Der Deutsche Leichtathletik-Verband will sich nicht damit abfinden, dass er im Sprint der Musik hinterherläuft. Seit 2011 fördert er diese talentierte Generation in einem Staffelprojekt nach Kräften. So schickt er seine Schnellsten zum Beispiel für sechs Wochen zum Trainingslager nach Florida. Aus vermeintlichen Egomanen werden dort Teamplayer. Die Läufer wohnen in einem Haus, versorgen sich selbst, kochen füreinander und schauen YouTube-Videos der schnellsten Läufe rauf und runter. "Da braucht man keine besonderen Teambuilding-Maßnahmen", sagt Reus. Die Athleten tauschen sich aus, unterstützen einander, geben Tipps.

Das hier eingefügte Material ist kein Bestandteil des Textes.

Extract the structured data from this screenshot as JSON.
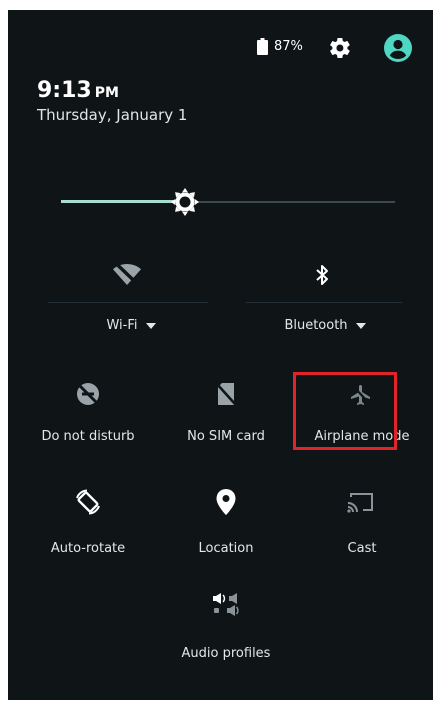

Ende Januar hat Reus in Erfurt den 28 Jahre alten 60-Meter-Rekord (6,53 Sekunden) eingestellt. Mit dieser Zeit steht er auf Platz zwei der zu diesem frühen Zeitpunkt freilich nur bedingt aussagefähigen Weltbestenliste. Aber immerhin. Und beim Meeting in Düsseldorf legte er zuletzt gleich 6,59 nach. "Sehr, sehr ordentlich", fand er das. Das Istaf am Samstag in Berlin steht als nächste Station auf seinem Terminplan. "Die Stabilität für den Sommer" will er nun schaffen. Dann geht die Reise von den Deutschen Meisterschaften in Ulm, über die EM in Amsterdam zu den Olympischen Spielen nach Rio de Janeiro - falls der sensible Körper mitmacht.

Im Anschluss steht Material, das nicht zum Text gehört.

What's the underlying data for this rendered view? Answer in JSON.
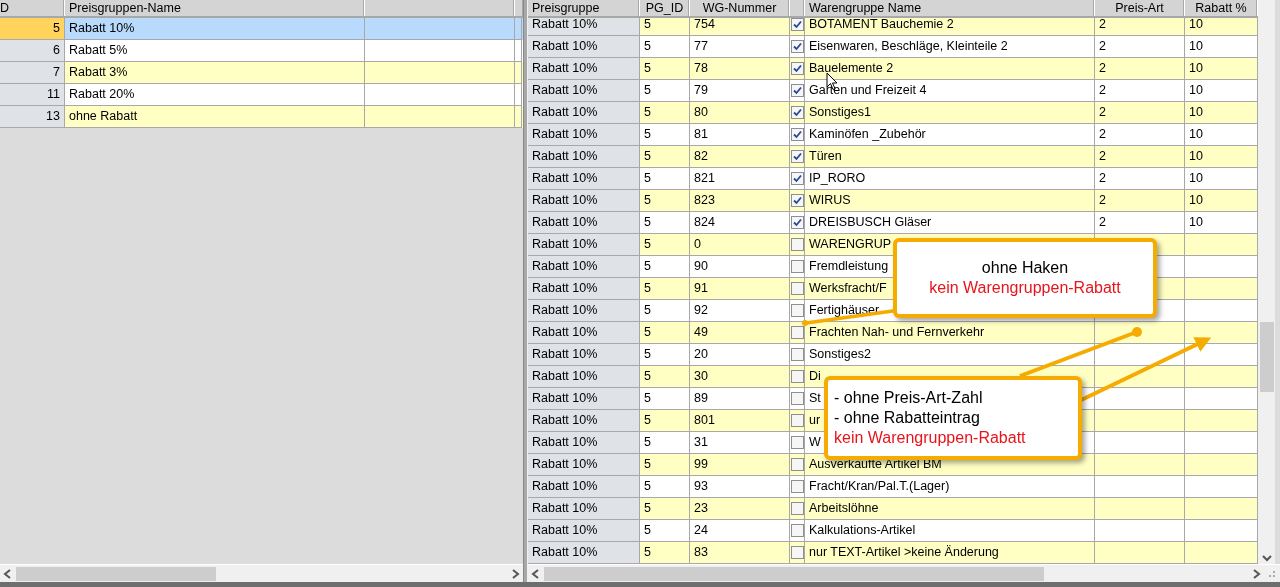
{
  "left_grid": {
    "columns": [
      "D",
      "Preisgruppen-Name"
    ],
    "rows": [
      {
        "id": "5",
        "name": "Rabatt 10%",
        "selected": true
      },
      {
        "id": "6",
        "name": "Rabatt 5%",
        "selected": false
      },
      {
        "id": "7",
        "name": "Rabatt 3%",
        "selected": false
      },
      {
        "id": "11",
        "name": "Rabatt 20%",
        "selected": false
      },
      {
        "id": "13",
        "name": "ohne Rabatt",
        "selected": false
      }
    ]
  },
  "right_grid": {
    "columns": [
      "Preisgruppe",
      "PG_ID",
      "WG-Nummer",
      "Warengruppe Name",
      "Preis-Art",
      "Rabatt %"
    ],
    "rows": [
      {
        "group": "Rabatt 10%",
        "pg_id": "5",
        "wg": "754",
        "checked": true,
        "name": "BOTAMENT Bauchemie 2",
        "art": "2",
        "rabatt": "10"
      },
      {
        "group": "Rabatt 10%",
        "pg_id": "5",
        "wg": "77",
        "checked": true,
        "name": "Eisenwaren, Beschläge, Kleinteile 2",
        "art": "2",
        "rabatt": "10"
      },
      {
        "group": "Rabatt 10%",
        "pg_id": "5",
        "wg": "78",
        "checked": true,
        "name": "Bauelemente 2",
        "art": "2",
        "rabatt": "10"
      },
      {
        "group": "Rabatt 10%",
        "pg_id": "5",
        "wg": "79",
        "checked": true,
        "name": "Garten und Freizeit 4",
        "art": "2",
        "rabatt": "10"
      },
      {
        "group": "Rabatt 10%",
        "pg_id": "5",
        "wg": "80",
        "checked": true,
        "name": "Sonstiges1",
        "art": "2",
        "rabatt": "10"
      },
      {
        "group": "Rabatt 10%",
        "pg_id": "5",
        "wg": "81",
        "checked": true,
        "name": "Kaminöfen _Zubehör",
        "art": "2",
        "rabatt": "10"
      },
      {
        "group": "Rabatt 10%",
        "pg_id": "5",
        "wg": "82",
        "checked": true,
        "name": "Türen",
        "art": "2",
        "rabatt": "10"
      },
      {
        "group": "Rabatt 10%",
        "pg_id": "5",
        "wg": "821",
        "checked": true,
        "name": "IP_RORO",
        "art": "2",
        "rabatt": "10"
      },
      {
        "group": "Rabatt 10%",
        "pg_id": "5",
        "wg": "823",
        "checked": true,
        "name": "WIRUS",
        "art": "2",
        "rabatt": "10"
      },
      {
        "group": "Rabatt 10%",
        "pg_id": "5",
        "wg": "824",
        "checked": true,
        "name": "DREISBUSCH Gläser",
        "art": "2",
        "rabatt": "10"
      },
      {
        "group": "Rabatt 10%",
        "pg_id": "5",
        "wg": "0",
        "checked": false,
        "name": "WARENGRUP"
      },
      {
        "group": "Rabatt 10%",
        "pg_id": "5",
        "wg": "90",
        "checked": false,
        "name": "Fremdleistung"
      },
      {
        "group": "Rabatt 10%",
        "pg_id": "5",
        "wg": "91",
        "checked": false,
        "name": "Werksfracht/F"
      },
      {
        "group": "Rabatt 10%",
        "pg_id": "5",
        "wg": "92",
        "checked": false,
        "name": "Fertighäuser"
      },
      {
        "group": "Rabatt 10%",
        "pg_id": "5",
        "wg": "49",
        "checked": false,
        "name": "Frachten Nah- und Fernverkehr"
      },
      {
        "group": "Rabatt 10%",
        "pg_id": "5",
        "wg": "20",
        "checked": false,
        "name": "Sonstiges2"
      },
      {
        "group": "Rabatt 10%",
        "pg_id": "5",
        "wg": "30",
        "checked": false,
        "name": "Di"
      },
      {
        "group": "Rabatt 10%",
        "pg_id": "5",
        "wg": "89",
        "checked": false,
        "name": "St"
      },
      {
        "group": "Rabatt 10%",
        "pg_id": "5",
        "wg": "801",
        "checked": false,
        "name": "ur"
      },
      {
        "group": "Rabatt 10%",
        "pg_id": "5",
        "wg": "31",
        "checked": false,
        "name": "W"
      },
      {
        "group": "Rabatt 10%",
        "pg_id": "5",
        "wg": "99",
        "checked": false,
        "name": "Ausverkaufte Artikel BM"
      },
      {
        "group": "Rabatt 10%",
        "pg_id": "5",
        "wg": "93",
        "checked": false,
        "name": "Fracht/Kran/Pal.T.(Lager)"
      },
      {
        "group": "Rabatt 10%",
        "pg_id": "5",
        "wg": "23",
        "checked": false,
        "name": "Arbeitslöhne"
      },
      {
        "group": "Rabatt 10%",
        "pg_id": "5",
        "wg": "24",
        "checked": false,
        "name": "Kalkulations-Artikel"
      },
      {
        "group": "Rabatt 10%",
        "pg_id": "5",
        "wg": "83",
        "checked": false,
        "name": "nur TEXT-Artikel >keine Änderung"
      }
    ]
  },
  "callouts": [
    {
      "lines": [
        {
          "text": "ohne Haken",
          "kind": "note"
        },
        {
          "text": "kein Warengruppen-Rabatt",
          "kind": "warning"
        }
      ]
    },
    {
      "lines": [
        {
          "text": "- ohne Preis-Art-Zahl",
          "kind": "note"
        },
        {
          "text": "- ohne Rabatteintrag",
          "kind": "note"
        },
        {
          "text": "kein Warengruppen-Rabatt",
          "kind": "warning"
        }
      ]
    }
  ]
}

Ein paar Wochen nach seinem Rekordlauf in Zürich lief Hary übrigens in Rom zu olympischem Gold. So etwas von einem deutschen Sprinter zu verlangen, wäre heute Unsinn. Und angesichts der des Dopings zumindest hochverdächtigen Sprint-Weltelite auch gar nicht wünschenswert. Aber vielleicht springt in der Staffel etwas heraus. Reus: "Wir wollen um die Medaillen kämpfen.

Das kann man schon so sagen."

(bei)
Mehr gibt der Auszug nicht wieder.